Voilà dix ans que Thierry Frémaux pilote le Festival de Cannes depuis son cockpit le plus stratégique : la sélection officielle, dont il signe chaque choix. Sa fonction s'exprime en des termes on ne peut plus flous : «délégué général». Autant dire tout et n'importe quoi. C'est exactement ce que fait Frémaux. Tout, parce qu'il est le chef d'orchestre réel et omnipotent de la vaste foire cannoise. N'importe quoi, parce qu'il est sollicité pour des représentations inattendues : lundi soir, par exemple, il arrivait à notre rendez-vous encore tout essoufflé par la rencontre qui oppose chaque année l'équipe de foot parisienne du Festival à celle des locaux…

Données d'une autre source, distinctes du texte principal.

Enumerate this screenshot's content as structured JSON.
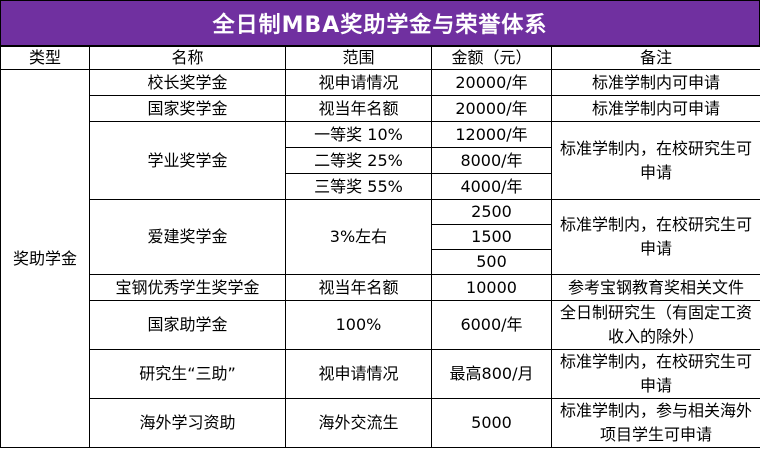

A quoi aura ressemblé cette décennie ?
Si on veut mesurer la sélection officielle elle-même, je soulignerais trois empreintes particulières : l’accueil plus large qui a été fait ces dix dernières années au documentaire, au cinéma de genre et à l’animation. L’animation, j’ai tenu à ce que Cannes en prenne acte, même si ce n’était pas une spécialité de ma cinéphilie. Pour le documentaire, que Cannes ait été l’enregistreur ou le déclencheur de son développement, ou les deux, il fallait là aussi lui reconnaître la place et l’importance qu’il mérite. Dans le cas du cinéma de genre, autant Cannes a pu prospérer sans trop y faire attention, autant aujourd’hui on ne pourrait pas se permettre de rater le John Woo contemporain, ce serait une faute. Cannes doit donc être aussi la veilleuse pour ce genre de cinéma.
En dix ans, qu’est-ce qui, dans le cinéma, a évolué le plus significativement ?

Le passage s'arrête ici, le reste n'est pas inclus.